A few months prior, Böhme won Germany’s Deutsche Neurowissenschaften-Olympiade (DNO e.V.), which hosts neuroscience Olympiads as part of the International Brain Bee Organization. By receiving first place, Böhme went on to represent Germany in the United States.
While in Washington, Böhme visited the German Embassy with his parents and girlfriend and spoke about his passion for neuroscience. His interest in the field was sparked about two years ago after his grandfather was diagnosed with Parkinson’s Disease, a neurological condition that adversely affects the mind and the body, he said. Witnessing his grandfather’s suffering is what initially triggered Böhme’s quest for knowledge about the brain. As a young student, Böhme had not learned neuroscience in school, and what he knows now has been self-taught.
“The brain is so fascinating to me and many others because it is that organ that makes us who we really are and we don’t truly understand it,” Böhme said. “Everybody carries a brain. But the majority of people don’t think about the organ that we need to think. I would like for more people to think about how beautiful their organ is and that you really need it. You can live with one kidney, for example, but you can’t cut off half of your brain.”
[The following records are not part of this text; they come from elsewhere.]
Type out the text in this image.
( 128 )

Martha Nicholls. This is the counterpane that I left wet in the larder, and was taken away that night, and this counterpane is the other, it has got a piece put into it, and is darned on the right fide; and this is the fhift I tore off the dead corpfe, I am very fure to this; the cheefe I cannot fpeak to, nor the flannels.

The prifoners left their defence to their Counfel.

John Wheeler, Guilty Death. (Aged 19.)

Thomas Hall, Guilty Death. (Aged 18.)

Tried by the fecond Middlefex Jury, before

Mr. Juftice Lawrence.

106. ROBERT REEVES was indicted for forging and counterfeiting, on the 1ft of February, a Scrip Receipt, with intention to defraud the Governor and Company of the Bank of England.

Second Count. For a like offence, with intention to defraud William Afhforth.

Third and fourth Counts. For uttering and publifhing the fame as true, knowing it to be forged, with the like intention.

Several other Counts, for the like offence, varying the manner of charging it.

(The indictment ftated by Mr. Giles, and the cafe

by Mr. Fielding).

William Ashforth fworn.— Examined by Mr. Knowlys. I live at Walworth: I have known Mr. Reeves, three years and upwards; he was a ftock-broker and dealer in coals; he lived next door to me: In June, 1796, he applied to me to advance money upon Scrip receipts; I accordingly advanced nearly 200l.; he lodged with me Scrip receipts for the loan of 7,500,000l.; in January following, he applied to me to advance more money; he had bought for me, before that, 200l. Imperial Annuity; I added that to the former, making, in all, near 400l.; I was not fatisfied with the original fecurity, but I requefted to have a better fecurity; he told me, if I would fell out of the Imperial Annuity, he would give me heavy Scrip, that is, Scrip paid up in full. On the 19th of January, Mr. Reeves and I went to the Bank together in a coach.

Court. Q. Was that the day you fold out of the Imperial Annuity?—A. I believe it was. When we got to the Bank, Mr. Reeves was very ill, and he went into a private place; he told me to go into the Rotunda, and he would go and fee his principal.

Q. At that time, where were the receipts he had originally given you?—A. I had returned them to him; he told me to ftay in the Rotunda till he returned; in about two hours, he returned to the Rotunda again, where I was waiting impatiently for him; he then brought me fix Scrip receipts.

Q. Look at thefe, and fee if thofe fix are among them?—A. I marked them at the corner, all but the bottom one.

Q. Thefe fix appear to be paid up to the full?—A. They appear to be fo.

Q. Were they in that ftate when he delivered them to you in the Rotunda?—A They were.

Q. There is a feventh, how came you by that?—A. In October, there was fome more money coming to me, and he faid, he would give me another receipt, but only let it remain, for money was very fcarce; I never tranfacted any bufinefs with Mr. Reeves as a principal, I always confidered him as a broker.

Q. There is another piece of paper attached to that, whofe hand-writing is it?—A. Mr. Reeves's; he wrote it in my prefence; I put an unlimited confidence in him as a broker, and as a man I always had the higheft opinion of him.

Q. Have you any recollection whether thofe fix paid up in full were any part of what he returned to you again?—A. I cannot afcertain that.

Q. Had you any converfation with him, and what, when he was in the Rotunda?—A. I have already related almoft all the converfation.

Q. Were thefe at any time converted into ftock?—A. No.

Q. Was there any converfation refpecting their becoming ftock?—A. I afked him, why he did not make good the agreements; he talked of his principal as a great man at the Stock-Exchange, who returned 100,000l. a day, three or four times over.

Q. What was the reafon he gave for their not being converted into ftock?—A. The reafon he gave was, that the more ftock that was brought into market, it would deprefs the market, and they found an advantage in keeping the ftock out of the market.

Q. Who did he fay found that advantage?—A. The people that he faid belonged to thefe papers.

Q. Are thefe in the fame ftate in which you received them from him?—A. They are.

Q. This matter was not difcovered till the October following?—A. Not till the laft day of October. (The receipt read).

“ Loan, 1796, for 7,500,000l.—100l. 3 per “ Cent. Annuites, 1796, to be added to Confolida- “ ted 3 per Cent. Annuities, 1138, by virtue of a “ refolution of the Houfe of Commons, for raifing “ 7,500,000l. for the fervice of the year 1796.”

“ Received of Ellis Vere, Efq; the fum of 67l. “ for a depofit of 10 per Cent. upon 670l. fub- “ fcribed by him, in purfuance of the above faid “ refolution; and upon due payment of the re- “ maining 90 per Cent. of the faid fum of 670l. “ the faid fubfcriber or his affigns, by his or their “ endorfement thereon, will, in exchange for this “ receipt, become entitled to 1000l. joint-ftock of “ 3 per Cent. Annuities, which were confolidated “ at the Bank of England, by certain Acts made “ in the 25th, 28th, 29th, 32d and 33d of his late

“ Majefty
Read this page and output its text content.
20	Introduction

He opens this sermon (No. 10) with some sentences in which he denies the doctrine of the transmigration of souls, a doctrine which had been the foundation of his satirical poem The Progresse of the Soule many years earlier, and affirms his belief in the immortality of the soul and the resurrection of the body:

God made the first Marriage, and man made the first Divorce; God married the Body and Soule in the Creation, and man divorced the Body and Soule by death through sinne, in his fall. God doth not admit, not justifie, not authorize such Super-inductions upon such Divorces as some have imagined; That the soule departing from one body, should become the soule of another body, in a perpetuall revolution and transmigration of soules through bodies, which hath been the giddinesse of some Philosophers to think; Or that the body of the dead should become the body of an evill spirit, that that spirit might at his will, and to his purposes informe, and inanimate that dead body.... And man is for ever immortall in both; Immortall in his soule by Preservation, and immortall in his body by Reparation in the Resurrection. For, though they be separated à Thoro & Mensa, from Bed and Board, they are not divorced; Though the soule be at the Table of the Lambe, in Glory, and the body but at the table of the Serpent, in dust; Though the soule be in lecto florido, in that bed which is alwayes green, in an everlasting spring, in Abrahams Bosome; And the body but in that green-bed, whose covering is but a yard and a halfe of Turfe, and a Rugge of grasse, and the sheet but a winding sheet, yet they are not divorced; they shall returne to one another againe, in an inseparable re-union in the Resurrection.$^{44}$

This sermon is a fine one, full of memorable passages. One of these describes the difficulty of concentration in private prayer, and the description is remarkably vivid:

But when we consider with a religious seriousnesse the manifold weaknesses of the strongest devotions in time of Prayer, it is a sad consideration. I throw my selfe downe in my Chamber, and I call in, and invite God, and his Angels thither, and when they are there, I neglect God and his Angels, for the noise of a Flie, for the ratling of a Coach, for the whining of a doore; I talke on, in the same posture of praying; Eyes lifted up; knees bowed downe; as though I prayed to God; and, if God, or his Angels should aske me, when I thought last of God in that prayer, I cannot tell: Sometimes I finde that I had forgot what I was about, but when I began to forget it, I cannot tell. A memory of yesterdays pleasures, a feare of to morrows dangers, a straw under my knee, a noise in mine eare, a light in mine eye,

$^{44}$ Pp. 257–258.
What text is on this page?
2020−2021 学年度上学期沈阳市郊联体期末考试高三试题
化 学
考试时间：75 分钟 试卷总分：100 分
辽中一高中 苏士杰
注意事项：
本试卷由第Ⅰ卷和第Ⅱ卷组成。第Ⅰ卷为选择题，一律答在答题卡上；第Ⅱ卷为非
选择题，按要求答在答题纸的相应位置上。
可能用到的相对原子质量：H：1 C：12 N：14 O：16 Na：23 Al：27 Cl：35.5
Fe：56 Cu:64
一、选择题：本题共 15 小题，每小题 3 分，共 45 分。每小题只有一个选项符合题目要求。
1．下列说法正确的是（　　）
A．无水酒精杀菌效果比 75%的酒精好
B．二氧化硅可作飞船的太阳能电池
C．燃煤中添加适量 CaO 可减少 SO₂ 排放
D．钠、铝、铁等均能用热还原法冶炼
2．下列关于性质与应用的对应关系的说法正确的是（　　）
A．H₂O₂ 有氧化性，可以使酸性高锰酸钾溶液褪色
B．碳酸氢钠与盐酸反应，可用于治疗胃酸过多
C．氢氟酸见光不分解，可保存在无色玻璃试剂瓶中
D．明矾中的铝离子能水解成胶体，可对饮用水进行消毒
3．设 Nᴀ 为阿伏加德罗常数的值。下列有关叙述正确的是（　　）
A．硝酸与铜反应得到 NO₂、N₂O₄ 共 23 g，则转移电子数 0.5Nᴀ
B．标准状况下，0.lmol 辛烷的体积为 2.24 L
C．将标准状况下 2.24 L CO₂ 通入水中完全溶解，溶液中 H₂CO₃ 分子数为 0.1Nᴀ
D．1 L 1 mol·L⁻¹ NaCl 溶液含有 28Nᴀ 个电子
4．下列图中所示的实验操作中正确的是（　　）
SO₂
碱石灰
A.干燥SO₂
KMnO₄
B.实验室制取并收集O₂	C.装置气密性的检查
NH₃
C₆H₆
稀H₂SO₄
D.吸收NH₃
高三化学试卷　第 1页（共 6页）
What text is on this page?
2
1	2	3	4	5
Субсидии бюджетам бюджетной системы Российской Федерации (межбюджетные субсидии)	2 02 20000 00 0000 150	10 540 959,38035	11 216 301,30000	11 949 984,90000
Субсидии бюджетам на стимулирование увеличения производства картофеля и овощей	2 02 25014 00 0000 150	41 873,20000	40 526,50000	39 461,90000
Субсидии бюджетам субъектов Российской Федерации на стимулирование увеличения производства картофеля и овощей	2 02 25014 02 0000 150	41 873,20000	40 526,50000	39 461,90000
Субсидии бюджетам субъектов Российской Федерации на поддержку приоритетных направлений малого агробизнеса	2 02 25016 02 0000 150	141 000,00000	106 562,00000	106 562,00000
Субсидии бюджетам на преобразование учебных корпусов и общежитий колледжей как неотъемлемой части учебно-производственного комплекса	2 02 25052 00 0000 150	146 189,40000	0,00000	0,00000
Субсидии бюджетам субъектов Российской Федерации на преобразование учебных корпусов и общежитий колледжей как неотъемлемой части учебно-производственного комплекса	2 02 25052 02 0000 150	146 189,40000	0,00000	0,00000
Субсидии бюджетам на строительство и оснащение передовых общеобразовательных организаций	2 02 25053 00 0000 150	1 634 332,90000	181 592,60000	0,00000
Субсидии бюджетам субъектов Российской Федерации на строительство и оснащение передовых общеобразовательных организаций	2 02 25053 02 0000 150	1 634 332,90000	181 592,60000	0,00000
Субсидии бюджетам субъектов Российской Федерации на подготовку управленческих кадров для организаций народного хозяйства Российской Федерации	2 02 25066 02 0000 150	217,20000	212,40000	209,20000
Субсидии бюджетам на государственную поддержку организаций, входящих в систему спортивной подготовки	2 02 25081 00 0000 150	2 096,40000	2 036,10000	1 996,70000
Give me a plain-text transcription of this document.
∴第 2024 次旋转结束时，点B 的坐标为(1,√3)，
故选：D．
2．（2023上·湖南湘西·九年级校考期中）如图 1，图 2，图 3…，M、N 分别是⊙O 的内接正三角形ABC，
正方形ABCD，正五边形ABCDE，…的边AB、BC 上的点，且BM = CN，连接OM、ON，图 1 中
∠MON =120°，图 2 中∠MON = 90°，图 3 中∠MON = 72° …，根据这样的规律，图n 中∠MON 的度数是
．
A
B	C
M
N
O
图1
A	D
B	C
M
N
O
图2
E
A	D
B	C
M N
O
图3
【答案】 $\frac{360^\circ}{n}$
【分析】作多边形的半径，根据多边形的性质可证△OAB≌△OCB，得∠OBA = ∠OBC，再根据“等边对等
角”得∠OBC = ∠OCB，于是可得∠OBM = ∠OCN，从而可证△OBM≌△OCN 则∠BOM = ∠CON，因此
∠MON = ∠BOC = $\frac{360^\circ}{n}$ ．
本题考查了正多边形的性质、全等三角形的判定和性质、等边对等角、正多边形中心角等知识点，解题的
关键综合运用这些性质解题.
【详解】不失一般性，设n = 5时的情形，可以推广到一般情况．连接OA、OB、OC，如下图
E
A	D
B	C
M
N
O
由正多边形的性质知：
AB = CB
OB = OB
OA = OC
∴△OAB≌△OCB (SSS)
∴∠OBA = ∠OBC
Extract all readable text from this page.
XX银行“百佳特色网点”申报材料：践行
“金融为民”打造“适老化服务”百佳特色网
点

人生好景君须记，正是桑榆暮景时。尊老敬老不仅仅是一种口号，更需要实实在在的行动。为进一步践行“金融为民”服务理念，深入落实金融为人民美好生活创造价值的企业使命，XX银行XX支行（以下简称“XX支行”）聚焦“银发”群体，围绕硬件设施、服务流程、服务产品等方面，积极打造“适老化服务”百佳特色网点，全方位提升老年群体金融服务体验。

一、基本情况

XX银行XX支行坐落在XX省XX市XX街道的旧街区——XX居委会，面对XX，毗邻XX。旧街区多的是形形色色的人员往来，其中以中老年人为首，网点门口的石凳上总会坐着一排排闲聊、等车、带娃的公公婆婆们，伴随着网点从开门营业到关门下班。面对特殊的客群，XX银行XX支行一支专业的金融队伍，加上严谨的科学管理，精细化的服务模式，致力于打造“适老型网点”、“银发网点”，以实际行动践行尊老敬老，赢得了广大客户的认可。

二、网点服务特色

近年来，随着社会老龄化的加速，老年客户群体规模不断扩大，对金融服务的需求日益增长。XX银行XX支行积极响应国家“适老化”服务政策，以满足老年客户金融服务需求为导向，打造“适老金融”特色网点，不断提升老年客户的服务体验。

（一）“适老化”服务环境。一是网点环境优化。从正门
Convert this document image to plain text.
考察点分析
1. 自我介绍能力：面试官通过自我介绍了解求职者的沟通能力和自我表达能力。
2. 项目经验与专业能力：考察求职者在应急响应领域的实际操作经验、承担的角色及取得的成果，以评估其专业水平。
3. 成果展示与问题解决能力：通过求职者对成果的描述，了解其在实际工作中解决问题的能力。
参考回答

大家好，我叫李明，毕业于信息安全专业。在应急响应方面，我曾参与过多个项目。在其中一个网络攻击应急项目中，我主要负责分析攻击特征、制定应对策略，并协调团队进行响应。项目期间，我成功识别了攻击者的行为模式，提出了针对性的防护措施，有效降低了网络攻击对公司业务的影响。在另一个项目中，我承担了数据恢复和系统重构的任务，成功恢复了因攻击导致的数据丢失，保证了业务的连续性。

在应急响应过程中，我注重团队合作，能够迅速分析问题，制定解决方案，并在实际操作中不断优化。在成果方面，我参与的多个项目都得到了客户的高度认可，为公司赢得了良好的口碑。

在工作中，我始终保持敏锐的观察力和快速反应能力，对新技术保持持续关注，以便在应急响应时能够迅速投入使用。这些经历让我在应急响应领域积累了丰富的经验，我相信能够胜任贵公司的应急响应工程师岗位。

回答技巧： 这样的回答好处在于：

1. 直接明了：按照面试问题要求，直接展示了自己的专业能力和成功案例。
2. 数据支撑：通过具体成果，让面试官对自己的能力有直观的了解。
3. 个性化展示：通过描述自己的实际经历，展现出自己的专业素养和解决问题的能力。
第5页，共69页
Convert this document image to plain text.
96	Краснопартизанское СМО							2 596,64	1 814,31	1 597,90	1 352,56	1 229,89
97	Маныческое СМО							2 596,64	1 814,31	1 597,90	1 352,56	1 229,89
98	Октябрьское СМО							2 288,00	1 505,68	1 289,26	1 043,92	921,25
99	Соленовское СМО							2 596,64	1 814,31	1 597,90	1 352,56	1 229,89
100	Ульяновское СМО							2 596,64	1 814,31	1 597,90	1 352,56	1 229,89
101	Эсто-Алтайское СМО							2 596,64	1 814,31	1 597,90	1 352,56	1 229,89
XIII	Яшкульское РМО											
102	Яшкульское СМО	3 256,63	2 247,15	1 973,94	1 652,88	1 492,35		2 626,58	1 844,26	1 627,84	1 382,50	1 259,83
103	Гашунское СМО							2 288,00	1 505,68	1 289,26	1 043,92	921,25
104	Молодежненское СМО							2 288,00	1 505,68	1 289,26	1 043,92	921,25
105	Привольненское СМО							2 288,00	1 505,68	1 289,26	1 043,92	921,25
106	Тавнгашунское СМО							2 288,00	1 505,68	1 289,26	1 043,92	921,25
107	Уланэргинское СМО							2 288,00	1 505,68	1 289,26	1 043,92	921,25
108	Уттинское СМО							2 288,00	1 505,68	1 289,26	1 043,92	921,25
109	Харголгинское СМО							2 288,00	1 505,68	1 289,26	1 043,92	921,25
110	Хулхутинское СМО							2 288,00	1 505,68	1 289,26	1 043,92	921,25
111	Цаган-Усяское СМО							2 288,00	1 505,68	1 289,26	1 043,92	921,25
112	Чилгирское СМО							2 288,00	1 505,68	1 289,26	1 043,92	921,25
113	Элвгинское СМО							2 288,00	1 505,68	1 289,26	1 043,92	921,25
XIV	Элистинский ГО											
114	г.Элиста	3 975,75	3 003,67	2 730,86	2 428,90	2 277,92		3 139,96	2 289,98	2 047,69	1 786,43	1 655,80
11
Böhme is troubled that doctors and scientists understand so little about psychiatric disorders such as schizophrenia and autism spectrum disorders. After he graduates from secondary school next year, he hopes to attend a university and study medicine, specializing in neurology and psychiatry. His goal is to contribute new knowledge to the field, which would potentially help those who suffer from psychiatric disorders.
Winning the World Brain Bee Championship would “be amazing,” Böhme said. The $3000 scholarship prize would help him pay for university, which can be expensive, depending on where someone chooses to study. “It’s also nice to get feedback that you already know a lot about certain regions,” Böhme says.
The competition will feature six knowledge stations and tests will have various formats, including multiple choice questions and timed oral exams. But regardless of how Böhme fares, his interest in the brain will not waver – and he’s already thinking about the future of the field.
“Every brain is very unique and all the connections throughout the brain make a personality,” he said. “For me it would be great if humanity at some point in the future would be able to track all the connections in your brain and be able to store it in a computer or so, because you can really draw a personality from someone that way.”